Apparve per la prima volta a Firenze . Correva l’anno 1928. Per iniziativa del generale di Brigata Gino Poggesi, Ispettore della III Zona Carabinieri, fu pubblicato il primo calendario dell’Arma dei Carabinieri. 

Nell’anno 1934 la sua pubblicazione venne affidata al Museo Storico dell’Arma, che vi provvide sino al 1944.

Dopo un’interruzione durata cinque anni, la pubblicazione del “Calendario” venne ripresa regolarmente e, nell’anno 1950, il Comando Generale dell’Arma ne assunse la gestione e ancora ne cura l’edizione.

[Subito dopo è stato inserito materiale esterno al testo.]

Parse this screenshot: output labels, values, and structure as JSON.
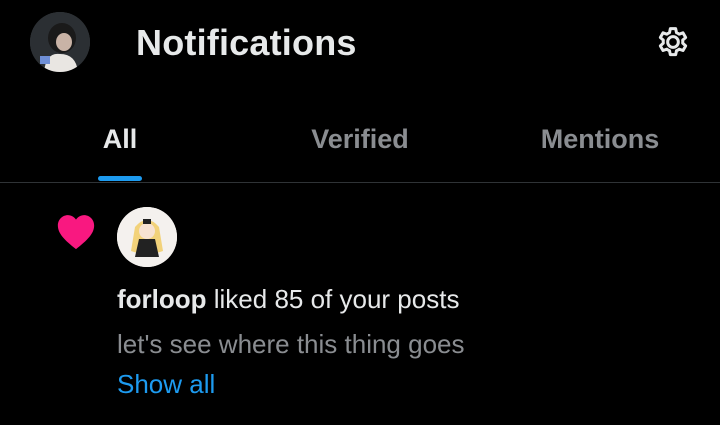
{
  "header": {
    "title": "Notifications",
    "avatar_icon": "user-avatar",
    "settings_icon": "gear-icon"
  },
  "tabs": [
    {
      "label": "All",
      "active": true
    },
    {
      "label": "Verified",
      "active": false
    },
    {
      "label": "Mentions",
      "active": false
    }
  ],
  "notification": {
    "icon": "heart-icon",
    "icon_color": "#f91880",
    "user": "forloop",
    "action": " liked 85 of your posts",
    "preview": "let's see where this thing goes",
    "show_all": "Show all"
  },
  "colors": {
    "background": "#000000",
    "accent": "#1d9bf0",
    "like": "#f91880",
    "text_primary": "#e7e9ea",
    "text_secondary": "#8a8d91"
  }
}
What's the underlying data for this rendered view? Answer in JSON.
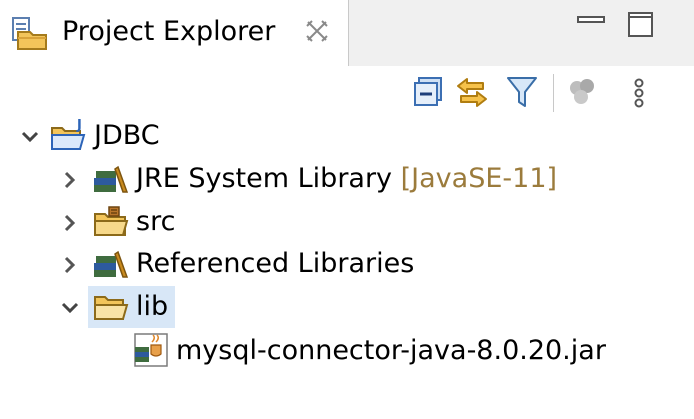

Cosa rappresenta il calendario per un Carabiniere e per l’intera nazione? Un oggetto di elevato pregio artistico, ma soprattutto intriso di valori; quei valori dei quali l’Arma è da sempre simbolo e che porta avanti con orgoglio, dedizione e spirito di sacrificio.

Il calendario ogni anno sviluppa un tema attinente alla storia o all’attività dell’Istituzione. Esso è un documento sempre più richiesto negli uffici e nelle caserme, tanto da diventare oggetto di collezionismo.

Per i valori che rappresenta, per i suoi pregi artistici e per il grande interesse dei suoi riferimenti storici, il Calendario ha ricevuto moltissimi riconoscimenti.

Essere al servizio degli Italiani. I Carabinieri hanno accompagnato la storia della Nazione e la quotidianità dei cittadini. Il calendario è un modo per ricordare che le Forze dell’Ordine sono vicine agli onesti.
Nei giorni scorsi il calendario è stato presentato ufficialmente.

Oltre la divisa, anche il calendario rappresenta uno stile, una tradizione, una forma di creatività artistica. Negli anni, nella storia, rimane “nei secoli fedele”, garante della distinzione di un ruolo e di tutto ciò che ne simboleggia l’appartenenza. 

Pur nelle differenze stilistiche della ricerca estetica, il calendario è simbolo di quella coerente dedizione al Belpaese, che, da sempre, è emblema della Benemerita e dei suoi rappresentanti, pronti anche all’estremo sacrificio per difendere chi ne ha bisogno. Per questo motivo e per ciò che rappresenta il calendario dell’Arma è “senza tempo”.